Mind you, they'd do well in parliament.

Tuesday, 2 June 2009

Balls

London is afflicted with a plague of free papers - one in the morning, two in the evening. This has slaughtered the Evening Standard, which has always been a pretty good read.

Its prospects were so disastrous that the owners gave it away to a crazy Russian, who then pissed away a small fortune on some of the worst newspaper advertising I can recall. That's a shame, because the revamped paper is pretty good - but not good enough to survive in my view.

Having said that, they do print some rum stuff. Tearing myself away from an article about what a total shit Martin Amis is - takes after his father - I read that Thieving Bloato is going to get rid of his even more crooked henchman Darling and replace him with Ed Ballsup, another crook.

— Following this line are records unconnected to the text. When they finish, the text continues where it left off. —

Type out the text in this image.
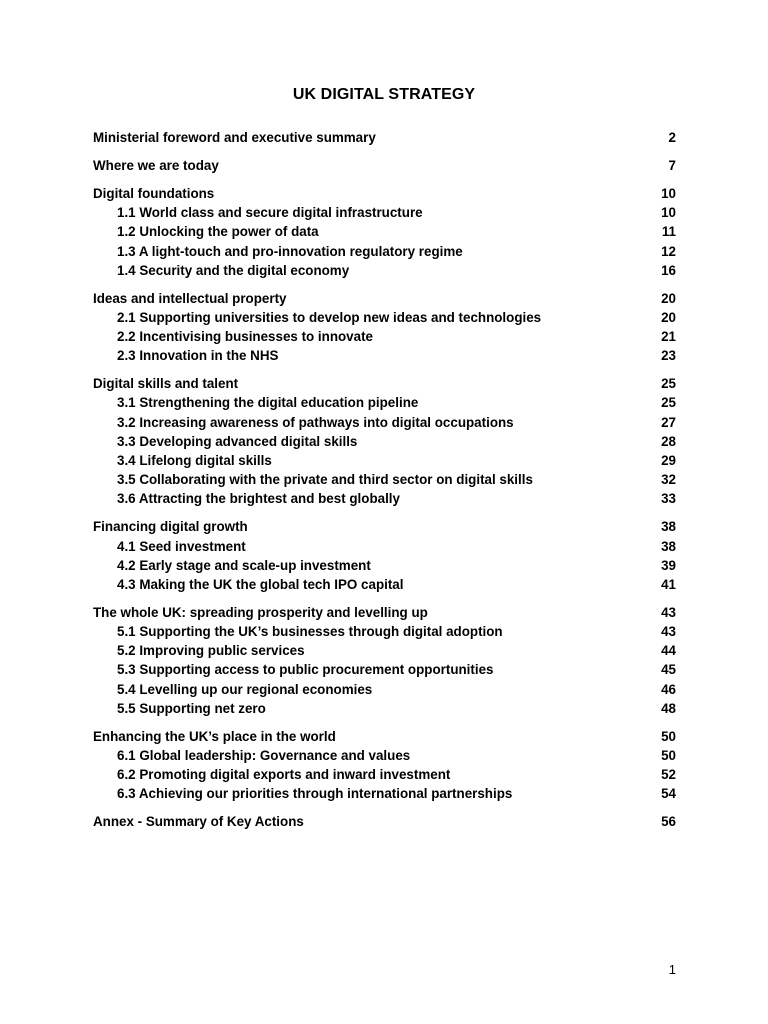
UK DIGITAL STRATEGY
Ministerial foreword and executive summary	2
Where we are today	7
Digital foundations	10
1.1 World class and secure digital infrastructure	10
1.2 Unlocking the power of data	11
1.3 A light-touch and pro-innovation regulatory regime	12
1.4 Security and the digital economy	16
Ideas and intellectual property	20
2.1 Supporting universities to develop new ideas and technologies	20
2.2 Incentivising businesses to innovate	21
2.3 Innovation in the NHS	23
Digital skills and talent	25
3.1 Strengthening the digital education pipeline	25
3.2 Increasing awareness of pathways into digital occupations	27
3.3 Developing advanced digital skills	28
3.4 Lifelong digital skills	29
3.5 Collaborating with the private and third sector on digital skills	32
3.6 Attracting the brightest and best globally	33
Financing digital growth	38
4.1 Seed investment	38
4.2 Early stage and scale-up investment	39
4.3 Making the UK the global tech IPO capital	41
The whole UK: spreading prosperity and levelling up	43
5.1 Supporting the UK’s businesses through digital adoption	43
5.2 Improving public services	44
5.3 Supporting access to public procurement opportunities	45
5.4 Levelling up our regional economies	46
5.5 Supporting net zero	48
Enhancing the UK’s place in the world	50
6.1 Global leadership: Governance and values	50
6.2 Promoting digital exports and inward investment	52
6.3 Achieving our priorities through international partnerships	54
Annex - Summary of Key Actions	56
1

But my eyes stood out like chapel hat-pegs when I saw some maniac leader writer in The Standard describe this smarmy wretch as "capable" minister."

What have you been smoking, duckie? The only three things this smug twat has shown himself good at are: 1) Advising the Toad on "economic strategy" to such fine effect that the two of them managed to fuck up the entire economy for decades to come 2) fucking up all the school examinations at astounding expense and then saying it was nothing to with him 3) Stealing lots of dosh with his fragrant spouse Yvette - the only sign of ability I can see.

A smoked haddock would probably do a better job as Chancellor than him. Lock him up with the others.

Best joke of the day from slime-bag Vaz and not-as-good-as-a-wank Jacqui

I read this morning a funny piece about a crook called Keith Vaz.

("Crook" is a euphemism often used here when we mean "Member of Parliament").

Anyhow, the reptile Vaz, who ripped us all off for over £75,500 for a flat in Westminster although his home is a £1.15 million house 12 miles from Parliament, was shooting his mouth off about knife crime - probably in the hope people might forget his own crime.

This made a pleasant change, though, because Vaz's normal racket is race relations. But in this case he was deploring the way the courts don't send kids who get caught with knives to jail. "Jacqui" Smith the porky wag posing as a Home Secretary responded - as you would expect - with a lie, saying that "through tougher sentencing we are carrying out a clear message".

This was as though the vapid trollop didn't hear what Vaz said, but then it's an old pol's trick to answer a different question to the one asked or simply ignore it.

That being said, first I wondered why all these useless shits speak in cliches - poverty of language indicates poverty of ideas. Then I thought, "Good thinking, Porky! Can I visit you in jail? Will being there for a few weeks 'carry out a message'?"